Не торопимся никуда только мы с Соломой. Мы освобождены от работы: числимся больными. Лагерный врач Левицкий — свой человек. Он благоволит к блатным. Ко мне же он относится с особой симпатией: ему нравятся мои песни. Он считает, что у меня талант. Об этом он говорил мне частенько. И всегда помогал мне по мере возможности. И вот теперь мы с Соломой покуриваем, стоя возле барака. Мусолим цигарки, озираем рассветную зону, переговариваемся неспешно.

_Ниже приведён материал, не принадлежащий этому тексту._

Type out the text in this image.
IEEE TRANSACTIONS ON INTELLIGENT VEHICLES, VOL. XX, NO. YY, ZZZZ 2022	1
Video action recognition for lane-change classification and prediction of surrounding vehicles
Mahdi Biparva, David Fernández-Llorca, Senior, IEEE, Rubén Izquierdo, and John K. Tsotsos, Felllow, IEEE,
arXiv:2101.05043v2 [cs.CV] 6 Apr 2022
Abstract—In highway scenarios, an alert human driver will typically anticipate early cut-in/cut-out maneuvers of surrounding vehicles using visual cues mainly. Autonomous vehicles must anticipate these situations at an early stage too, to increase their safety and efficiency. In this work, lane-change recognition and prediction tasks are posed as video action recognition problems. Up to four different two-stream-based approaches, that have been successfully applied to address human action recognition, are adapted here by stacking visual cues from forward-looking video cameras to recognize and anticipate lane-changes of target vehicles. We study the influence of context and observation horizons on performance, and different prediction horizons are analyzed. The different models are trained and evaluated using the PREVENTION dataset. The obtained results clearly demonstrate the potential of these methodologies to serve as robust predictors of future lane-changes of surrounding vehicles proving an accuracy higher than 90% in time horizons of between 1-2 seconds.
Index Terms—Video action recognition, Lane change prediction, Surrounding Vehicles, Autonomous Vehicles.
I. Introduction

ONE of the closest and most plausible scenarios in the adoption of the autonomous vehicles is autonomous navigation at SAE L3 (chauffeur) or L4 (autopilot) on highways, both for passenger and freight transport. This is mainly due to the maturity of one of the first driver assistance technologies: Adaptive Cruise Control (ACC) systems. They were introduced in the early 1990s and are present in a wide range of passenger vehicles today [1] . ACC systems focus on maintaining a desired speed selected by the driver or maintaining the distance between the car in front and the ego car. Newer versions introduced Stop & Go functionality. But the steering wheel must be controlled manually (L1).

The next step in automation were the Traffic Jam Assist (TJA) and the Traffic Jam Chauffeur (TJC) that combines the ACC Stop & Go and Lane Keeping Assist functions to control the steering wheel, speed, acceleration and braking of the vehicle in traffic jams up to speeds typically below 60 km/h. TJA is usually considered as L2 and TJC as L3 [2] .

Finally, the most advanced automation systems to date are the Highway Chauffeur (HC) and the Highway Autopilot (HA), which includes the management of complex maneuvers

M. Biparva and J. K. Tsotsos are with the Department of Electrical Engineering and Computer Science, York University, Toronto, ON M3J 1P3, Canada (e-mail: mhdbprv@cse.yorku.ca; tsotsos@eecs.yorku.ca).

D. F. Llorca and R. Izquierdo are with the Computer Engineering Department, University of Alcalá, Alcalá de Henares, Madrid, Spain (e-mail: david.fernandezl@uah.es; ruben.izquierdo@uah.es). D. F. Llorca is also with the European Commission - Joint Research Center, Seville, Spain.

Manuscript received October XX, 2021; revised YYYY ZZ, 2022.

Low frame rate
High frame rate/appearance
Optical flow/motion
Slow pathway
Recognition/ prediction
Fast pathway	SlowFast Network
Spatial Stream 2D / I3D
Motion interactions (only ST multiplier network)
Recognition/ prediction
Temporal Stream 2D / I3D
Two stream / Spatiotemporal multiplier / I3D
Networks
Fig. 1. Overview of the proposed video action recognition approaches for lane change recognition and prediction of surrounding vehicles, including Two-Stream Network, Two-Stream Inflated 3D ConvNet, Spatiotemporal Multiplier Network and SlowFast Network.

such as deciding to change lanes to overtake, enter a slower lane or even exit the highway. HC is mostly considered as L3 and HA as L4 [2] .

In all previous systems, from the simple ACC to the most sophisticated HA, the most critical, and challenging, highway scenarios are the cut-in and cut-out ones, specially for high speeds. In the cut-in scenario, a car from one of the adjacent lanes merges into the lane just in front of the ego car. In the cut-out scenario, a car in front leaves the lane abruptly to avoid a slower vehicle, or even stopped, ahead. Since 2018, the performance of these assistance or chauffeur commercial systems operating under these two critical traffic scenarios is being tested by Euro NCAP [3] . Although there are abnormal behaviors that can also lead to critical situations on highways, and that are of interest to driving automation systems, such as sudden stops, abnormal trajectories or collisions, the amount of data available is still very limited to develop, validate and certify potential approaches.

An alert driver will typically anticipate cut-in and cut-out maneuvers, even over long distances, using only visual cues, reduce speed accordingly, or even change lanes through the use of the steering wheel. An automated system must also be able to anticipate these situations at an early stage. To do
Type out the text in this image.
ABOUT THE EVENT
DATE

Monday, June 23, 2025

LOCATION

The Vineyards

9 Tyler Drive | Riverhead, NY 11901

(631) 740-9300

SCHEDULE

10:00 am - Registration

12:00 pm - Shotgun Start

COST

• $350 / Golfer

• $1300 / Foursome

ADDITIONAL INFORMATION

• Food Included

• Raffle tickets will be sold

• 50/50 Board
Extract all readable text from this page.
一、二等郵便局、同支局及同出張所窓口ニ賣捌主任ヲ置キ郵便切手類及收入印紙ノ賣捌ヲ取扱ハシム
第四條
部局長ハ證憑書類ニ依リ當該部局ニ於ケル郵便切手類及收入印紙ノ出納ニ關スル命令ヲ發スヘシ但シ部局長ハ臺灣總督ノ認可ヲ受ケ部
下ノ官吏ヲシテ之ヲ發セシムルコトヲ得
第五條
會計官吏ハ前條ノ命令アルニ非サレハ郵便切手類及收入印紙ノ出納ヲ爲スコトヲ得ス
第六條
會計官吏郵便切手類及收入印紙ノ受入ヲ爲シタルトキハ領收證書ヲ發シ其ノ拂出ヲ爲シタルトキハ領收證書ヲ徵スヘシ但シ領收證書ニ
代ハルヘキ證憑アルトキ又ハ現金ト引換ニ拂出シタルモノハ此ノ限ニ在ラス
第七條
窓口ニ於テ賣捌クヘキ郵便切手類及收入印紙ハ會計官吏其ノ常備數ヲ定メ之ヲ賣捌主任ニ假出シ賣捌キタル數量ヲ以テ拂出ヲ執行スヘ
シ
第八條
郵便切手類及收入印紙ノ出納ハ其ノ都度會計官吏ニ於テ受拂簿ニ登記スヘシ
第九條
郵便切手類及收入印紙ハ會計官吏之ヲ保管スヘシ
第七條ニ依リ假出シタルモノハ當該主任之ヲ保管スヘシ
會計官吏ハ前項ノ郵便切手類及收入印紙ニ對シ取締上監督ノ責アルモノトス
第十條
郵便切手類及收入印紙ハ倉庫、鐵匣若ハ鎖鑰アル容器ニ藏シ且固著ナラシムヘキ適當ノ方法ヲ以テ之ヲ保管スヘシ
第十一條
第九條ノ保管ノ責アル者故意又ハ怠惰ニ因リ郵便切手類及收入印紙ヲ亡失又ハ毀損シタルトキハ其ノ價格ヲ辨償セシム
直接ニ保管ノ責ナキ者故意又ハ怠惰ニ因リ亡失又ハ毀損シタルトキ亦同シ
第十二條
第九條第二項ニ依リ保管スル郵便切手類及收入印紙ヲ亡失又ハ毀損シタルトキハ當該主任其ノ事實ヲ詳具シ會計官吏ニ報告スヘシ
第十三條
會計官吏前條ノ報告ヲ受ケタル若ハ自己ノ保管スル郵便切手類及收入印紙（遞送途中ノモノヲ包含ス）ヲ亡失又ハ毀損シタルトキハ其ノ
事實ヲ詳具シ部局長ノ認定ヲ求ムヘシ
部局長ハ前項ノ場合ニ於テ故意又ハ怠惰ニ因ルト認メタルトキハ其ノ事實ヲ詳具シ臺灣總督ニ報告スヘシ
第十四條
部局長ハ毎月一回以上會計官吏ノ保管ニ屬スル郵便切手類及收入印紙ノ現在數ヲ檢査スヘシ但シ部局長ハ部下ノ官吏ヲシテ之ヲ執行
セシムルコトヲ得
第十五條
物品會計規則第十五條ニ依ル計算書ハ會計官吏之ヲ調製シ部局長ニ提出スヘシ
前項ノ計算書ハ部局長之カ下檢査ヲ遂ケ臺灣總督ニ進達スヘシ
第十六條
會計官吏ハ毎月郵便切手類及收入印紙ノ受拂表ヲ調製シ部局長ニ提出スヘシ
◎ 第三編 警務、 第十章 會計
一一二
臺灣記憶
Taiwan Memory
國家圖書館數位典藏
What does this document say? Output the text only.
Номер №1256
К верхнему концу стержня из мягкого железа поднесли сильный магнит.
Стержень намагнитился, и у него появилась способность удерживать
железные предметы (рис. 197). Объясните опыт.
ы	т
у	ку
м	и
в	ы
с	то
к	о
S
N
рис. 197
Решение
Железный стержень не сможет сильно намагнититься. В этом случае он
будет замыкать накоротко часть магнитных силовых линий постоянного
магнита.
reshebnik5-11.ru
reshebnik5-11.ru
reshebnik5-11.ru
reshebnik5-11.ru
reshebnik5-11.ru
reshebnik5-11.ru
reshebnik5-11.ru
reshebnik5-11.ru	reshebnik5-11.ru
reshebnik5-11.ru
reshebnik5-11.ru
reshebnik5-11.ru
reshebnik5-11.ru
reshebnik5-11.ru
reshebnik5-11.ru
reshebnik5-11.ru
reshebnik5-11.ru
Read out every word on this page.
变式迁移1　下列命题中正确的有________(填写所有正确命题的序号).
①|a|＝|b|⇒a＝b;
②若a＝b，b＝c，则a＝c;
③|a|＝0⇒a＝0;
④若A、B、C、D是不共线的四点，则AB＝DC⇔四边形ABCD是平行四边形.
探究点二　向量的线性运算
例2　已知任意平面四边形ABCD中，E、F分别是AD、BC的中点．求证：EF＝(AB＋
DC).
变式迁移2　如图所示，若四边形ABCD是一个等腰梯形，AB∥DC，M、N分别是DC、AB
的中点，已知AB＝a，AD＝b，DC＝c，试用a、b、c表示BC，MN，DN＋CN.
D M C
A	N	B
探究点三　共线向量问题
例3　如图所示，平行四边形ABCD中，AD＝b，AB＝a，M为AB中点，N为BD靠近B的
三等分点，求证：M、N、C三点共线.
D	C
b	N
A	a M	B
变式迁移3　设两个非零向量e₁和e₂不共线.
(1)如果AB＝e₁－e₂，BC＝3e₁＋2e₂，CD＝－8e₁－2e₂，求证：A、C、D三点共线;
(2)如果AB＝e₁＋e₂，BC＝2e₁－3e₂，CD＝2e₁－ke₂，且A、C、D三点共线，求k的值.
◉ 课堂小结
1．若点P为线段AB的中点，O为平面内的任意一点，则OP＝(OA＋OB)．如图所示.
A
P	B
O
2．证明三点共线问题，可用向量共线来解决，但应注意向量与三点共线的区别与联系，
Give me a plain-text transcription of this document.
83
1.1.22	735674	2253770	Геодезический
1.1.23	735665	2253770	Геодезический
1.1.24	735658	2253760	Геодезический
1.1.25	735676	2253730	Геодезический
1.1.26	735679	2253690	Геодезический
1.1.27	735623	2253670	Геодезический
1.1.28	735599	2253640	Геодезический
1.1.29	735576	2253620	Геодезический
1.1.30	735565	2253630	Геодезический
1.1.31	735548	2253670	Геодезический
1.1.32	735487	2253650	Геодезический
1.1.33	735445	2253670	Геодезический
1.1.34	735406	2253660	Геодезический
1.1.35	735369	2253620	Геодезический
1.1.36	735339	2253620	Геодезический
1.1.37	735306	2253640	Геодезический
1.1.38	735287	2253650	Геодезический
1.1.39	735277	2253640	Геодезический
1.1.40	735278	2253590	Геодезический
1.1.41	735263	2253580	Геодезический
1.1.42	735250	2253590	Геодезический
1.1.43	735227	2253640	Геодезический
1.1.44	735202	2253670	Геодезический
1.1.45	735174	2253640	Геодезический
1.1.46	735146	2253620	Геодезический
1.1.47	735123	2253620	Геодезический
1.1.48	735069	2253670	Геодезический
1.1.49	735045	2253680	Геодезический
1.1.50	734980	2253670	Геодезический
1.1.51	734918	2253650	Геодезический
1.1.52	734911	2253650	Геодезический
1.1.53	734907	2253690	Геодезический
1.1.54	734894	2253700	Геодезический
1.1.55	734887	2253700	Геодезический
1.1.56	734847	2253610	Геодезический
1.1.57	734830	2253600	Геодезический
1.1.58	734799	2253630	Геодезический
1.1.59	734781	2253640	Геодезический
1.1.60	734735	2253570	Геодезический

Солома настроен философски. Высокий, худой, с костлявым длинным лицом, он говорит, покашливая от махорочного дыма:

— Ты никогда не замечал, что лагерь — это, в сущности, уменьшенная копия всей нашей страны. Приглядись, влезь утром на крышу! Чуть свет идут на работу мужички, тащатся, кряхтя. Затем, попозднее, топают придурки: бухгалтера, парикмахеры, кладовщики — словом, интеллигенция. Эти не спешат… Урки, как водится, от работы отлынивают; они заняты своими делами. Ну а вокруг охрана, вооруженная власть. Все, брат, по шаблону, по одному образцу.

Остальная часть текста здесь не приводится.